Saudi prince hopes Obama will end region's conflicts

In his April 23 talk on "What We Expect From America: A Saudi Perspective," Prince Turki Al-Faisal traced the more than 80-year relationship between the United States and Saudi Arabia, which has changed from close to fraught and back again. The kingdom's former ambassador to the United States spoke to a full audience in Statler Auditorium as part of the Mario Einaudi Center for International Studies Foreign Policy Distinguished Speaker Series.

In 1945, President Franklin D. Roosevelt befriended King Abdul Aziz, founder of the kingdom. By the first term of President George W. Bush, Saudi Arabia felt shut out, ignored and angry. The election of President Barack Obama has raised expectations in the Middle East for peace. Turki hopes Obama will "put an end vision to this conflict that has bedeviled not just the area but the rest of the world."

In August 2001, then-Crown Prince Abdullah sent President George W. Bush a letter saying Bush had "turned his back to peacemaking in the Middle East and almost abandoned everything Mr. Clinton had almost succeeded in bringing about," Turki said. This "acted as a wake up call" and led to a statement on which Arab leaders were consulted for a two-state solution for Palestine.

Bush was scheduled to deliver a speech with that language to the United Nations General Assembly on Sept. 12, 2001, Turki said. In the attacks of Sept. 11 (a "horrific and criminal act"), 15 of the 19 terrorists were Saudi, ushering in a period of "hostility, if not downright enmity." But "the two governments kept cool heads."

American companies began to drill for oil in Saudi Arabia during the second World War. In 1945 Roosevelt met with King Abdul Aziz. Turki said the kingdom wanted technical, economic and political support, and the king "agreed with FDR that production of oil in the kingdom would be expanded and an American air base would be established on the eastern coast of Saudi Arabia after the Second World War."

He continued, "Your country helped us, in our developing days, in establishing not only educational institutions and accepting Saudi students to come to your country, but also in the technical support, military and otherwise."

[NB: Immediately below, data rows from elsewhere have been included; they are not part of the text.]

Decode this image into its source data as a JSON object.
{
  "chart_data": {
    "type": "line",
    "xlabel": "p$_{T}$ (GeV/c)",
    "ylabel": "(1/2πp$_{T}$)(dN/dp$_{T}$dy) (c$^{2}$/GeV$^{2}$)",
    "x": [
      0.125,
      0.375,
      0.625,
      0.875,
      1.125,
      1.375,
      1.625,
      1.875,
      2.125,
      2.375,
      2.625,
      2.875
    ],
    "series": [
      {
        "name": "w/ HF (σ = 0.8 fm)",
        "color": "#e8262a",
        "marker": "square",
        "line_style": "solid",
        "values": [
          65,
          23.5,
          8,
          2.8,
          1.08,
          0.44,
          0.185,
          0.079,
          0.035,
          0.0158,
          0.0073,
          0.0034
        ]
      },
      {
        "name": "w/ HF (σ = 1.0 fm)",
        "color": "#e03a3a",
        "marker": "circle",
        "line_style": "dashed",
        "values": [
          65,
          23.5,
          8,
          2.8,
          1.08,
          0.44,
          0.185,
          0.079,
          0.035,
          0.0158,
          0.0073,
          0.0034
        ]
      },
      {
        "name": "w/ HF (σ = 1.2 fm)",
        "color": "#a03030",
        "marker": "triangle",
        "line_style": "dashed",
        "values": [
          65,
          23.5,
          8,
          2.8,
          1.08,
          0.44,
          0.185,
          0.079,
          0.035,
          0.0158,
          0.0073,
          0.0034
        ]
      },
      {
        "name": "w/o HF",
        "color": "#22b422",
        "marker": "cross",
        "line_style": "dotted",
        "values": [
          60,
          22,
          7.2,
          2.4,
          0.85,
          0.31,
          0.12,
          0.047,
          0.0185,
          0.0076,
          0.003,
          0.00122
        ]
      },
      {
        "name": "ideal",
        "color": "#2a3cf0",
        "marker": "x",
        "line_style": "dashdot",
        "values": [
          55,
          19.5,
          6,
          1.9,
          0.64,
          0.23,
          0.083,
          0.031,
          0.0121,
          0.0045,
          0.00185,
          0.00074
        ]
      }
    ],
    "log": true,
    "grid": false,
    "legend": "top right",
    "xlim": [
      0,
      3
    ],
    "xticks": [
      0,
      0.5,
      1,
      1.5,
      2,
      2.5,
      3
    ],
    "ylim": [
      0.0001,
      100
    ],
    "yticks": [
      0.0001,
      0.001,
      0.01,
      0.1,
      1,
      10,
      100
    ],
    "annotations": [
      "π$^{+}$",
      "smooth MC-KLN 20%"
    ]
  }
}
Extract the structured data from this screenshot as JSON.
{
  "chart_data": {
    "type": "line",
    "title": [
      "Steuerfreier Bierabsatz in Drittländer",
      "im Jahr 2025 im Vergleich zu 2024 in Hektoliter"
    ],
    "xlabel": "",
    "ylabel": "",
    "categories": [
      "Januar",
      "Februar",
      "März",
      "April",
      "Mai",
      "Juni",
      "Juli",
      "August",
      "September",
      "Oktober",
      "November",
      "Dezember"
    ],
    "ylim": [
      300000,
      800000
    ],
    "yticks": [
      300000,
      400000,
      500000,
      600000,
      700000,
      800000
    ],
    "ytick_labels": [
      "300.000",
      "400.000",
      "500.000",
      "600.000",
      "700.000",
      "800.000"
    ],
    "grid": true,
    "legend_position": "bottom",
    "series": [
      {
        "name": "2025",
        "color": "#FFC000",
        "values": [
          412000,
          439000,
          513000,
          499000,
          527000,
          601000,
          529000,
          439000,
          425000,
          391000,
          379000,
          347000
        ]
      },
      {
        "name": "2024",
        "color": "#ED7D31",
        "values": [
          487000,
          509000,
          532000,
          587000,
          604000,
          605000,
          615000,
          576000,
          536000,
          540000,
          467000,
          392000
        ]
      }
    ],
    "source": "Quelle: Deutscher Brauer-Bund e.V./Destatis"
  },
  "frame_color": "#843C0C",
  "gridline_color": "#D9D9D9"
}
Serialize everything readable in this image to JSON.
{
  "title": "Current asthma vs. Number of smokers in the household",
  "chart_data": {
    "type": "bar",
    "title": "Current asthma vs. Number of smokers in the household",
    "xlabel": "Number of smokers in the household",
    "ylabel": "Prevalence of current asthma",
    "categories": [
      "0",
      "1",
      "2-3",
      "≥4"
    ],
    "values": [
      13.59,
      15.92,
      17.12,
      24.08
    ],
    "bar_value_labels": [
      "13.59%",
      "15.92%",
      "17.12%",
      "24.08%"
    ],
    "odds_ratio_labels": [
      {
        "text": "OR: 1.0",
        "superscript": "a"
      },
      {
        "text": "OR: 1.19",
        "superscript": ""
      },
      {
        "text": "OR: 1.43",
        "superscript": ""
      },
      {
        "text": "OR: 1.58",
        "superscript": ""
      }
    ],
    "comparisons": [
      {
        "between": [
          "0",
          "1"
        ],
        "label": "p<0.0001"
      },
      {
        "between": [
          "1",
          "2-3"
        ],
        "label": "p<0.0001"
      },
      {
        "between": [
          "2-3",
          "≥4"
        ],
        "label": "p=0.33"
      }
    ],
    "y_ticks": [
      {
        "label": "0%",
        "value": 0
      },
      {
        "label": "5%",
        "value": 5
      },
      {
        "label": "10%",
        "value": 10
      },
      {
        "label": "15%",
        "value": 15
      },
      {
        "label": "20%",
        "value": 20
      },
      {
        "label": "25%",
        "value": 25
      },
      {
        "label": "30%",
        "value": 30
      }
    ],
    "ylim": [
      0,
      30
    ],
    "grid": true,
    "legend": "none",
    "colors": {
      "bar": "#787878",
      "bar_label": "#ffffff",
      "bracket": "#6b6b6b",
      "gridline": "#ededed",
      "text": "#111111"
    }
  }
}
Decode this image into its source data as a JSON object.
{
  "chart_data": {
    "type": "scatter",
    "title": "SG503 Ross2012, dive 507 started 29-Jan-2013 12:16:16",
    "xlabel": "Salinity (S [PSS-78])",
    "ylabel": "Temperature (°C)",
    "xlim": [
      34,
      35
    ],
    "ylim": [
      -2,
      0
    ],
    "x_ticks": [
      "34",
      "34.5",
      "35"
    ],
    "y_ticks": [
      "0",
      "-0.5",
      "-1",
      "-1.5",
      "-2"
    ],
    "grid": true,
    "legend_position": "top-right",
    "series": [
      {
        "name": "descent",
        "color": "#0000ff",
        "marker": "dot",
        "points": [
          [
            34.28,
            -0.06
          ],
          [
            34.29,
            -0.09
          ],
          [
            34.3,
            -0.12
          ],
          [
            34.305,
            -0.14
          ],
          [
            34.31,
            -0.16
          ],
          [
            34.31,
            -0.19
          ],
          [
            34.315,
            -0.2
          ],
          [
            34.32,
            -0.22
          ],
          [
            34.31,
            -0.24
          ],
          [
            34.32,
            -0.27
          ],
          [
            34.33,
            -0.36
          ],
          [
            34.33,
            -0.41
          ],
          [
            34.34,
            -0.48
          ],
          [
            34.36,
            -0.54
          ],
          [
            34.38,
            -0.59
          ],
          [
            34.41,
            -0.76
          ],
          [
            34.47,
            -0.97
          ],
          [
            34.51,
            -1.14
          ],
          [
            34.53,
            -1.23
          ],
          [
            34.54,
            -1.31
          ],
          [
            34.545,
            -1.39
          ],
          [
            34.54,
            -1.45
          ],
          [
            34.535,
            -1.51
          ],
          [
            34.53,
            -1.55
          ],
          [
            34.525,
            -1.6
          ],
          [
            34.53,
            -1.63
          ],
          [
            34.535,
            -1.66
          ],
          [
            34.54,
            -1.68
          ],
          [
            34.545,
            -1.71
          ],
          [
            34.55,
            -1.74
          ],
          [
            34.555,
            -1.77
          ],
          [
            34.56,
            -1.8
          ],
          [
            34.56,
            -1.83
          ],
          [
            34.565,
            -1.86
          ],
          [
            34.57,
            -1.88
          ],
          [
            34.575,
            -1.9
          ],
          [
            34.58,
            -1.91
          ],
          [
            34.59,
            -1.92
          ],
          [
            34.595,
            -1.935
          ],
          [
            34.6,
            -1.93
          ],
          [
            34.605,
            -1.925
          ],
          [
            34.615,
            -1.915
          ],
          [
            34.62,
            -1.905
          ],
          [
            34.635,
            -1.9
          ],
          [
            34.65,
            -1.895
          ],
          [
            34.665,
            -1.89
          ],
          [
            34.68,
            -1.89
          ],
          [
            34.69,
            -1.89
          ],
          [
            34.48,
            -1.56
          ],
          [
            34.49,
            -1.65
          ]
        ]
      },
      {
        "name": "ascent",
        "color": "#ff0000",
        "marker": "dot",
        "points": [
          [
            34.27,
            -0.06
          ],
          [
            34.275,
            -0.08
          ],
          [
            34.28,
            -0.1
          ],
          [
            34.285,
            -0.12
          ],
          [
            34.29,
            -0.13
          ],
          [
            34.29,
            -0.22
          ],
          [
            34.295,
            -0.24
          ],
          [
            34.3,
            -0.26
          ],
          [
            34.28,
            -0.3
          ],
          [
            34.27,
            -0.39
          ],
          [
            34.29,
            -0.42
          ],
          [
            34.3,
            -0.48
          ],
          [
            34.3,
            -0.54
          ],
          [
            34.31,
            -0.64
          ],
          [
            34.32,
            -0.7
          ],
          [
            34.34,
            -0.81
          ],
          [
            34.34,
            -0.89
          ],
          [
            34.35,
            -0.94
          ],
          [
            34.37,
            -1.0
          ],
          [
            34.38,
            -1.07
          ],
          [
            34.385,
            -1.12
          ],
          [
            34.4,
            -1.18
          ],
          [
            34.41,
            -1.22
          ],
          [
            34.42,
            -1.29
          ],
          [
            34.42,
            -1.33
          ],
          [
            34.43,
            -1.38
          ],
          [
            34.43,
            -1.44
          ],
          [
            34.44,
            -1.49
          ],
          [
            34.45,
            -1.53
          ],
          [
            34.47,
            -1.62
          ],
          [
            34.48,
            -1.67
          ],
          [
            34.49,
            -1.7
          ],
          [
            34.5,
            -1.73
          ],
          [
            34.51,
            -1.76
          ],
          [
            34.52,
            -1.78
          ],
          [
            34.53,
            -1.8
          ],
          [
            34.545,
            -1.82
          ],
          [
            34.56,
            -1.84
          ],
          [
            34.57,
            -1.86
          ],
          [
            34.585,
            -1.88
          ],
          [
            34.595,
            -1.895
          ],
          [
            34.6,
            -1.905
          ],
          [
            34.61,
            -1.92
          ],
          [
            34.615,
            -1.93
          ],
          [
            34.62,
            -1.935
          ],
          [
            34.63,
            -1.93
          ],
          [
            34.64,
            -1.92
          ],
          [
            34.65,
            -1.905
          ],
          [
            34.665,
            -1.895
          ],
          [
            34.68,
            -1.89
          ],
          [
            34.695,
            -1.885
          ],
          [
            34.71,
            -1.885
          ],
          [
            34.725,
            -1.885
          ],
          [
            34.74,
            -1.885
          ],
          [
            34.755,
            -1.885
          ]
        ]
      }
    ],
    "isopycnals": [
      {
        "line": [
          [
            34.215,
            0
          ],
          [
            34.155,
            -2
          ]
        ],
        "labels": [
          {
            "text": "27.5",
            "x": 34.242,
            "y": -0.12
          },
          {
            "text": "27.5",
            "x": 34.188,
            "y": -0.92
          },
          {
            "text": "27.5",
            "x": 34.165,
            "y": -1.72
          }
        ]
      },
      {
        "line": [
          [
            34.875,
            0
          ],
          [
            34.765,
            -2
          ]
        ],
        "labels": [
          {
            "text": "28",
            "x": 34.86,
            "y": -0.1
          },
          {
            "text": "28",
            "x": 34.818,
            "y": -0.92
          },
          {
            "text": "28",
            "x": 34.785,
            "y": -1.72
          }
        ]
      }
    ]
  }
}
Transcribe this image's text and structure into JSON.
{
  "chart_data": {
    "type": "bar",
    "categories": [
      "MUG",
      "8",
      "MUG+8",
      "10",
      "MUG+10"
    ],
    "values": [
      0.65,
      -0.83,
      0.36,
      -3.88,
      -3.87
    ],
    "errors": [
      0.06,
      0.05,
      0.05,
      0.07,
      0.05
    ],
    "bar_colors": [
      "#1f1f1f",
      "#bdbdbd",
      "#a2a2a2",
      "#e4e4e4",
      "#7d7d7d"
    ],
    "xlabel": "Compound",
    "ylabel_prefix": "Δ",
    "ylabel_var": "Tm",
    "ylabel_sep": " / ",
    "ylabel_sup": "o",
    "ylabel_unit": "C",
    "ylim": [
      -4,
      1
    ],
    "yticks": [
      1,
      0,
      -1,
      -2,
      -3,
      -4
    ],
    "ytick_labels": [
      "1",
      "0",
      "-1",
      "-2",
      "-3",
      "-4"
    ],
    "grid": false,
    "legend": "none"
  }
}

Later, Roosevelt asked the king to support a program to transport Jewish Holocaust survivors to Palestine. Turki said, "The king turned to the president and said, 'If the Jews have been persecuted by the Nazis, why should the Arabs pay the price for that?' This was the first disagreement between the two ... [and it] remains a point of contention."

Turki said Roosevelt promised not to take action on Jewish immigration to Palestine without consulting Arab leaders. Later, "Harry Truman did not feel obliged to fulfill President Roosevelt's promise." After the 1948 establishment of the State of Israel, "There was much recrimination and bitterness between our two countries," Turki said.

After the 1990 invasion of Kuwait, the United States based troops in the kingdom. "Saudis will remain forever grateful to your country for sending your kids to stand shoulder to shoulder with our soldiers when the need arose for us to defend ourselves," Turki said.

Obama is right on Afghanistan, Turki believes, but he warned that America ought not to linger there. "Nobody, throughout history, has ever succeeded in [conquering Afghanistan]," Turki said. "Go back to Alexandrian times and more recently to Soviet times. Afghanistan has always been the deathbed of invading armies."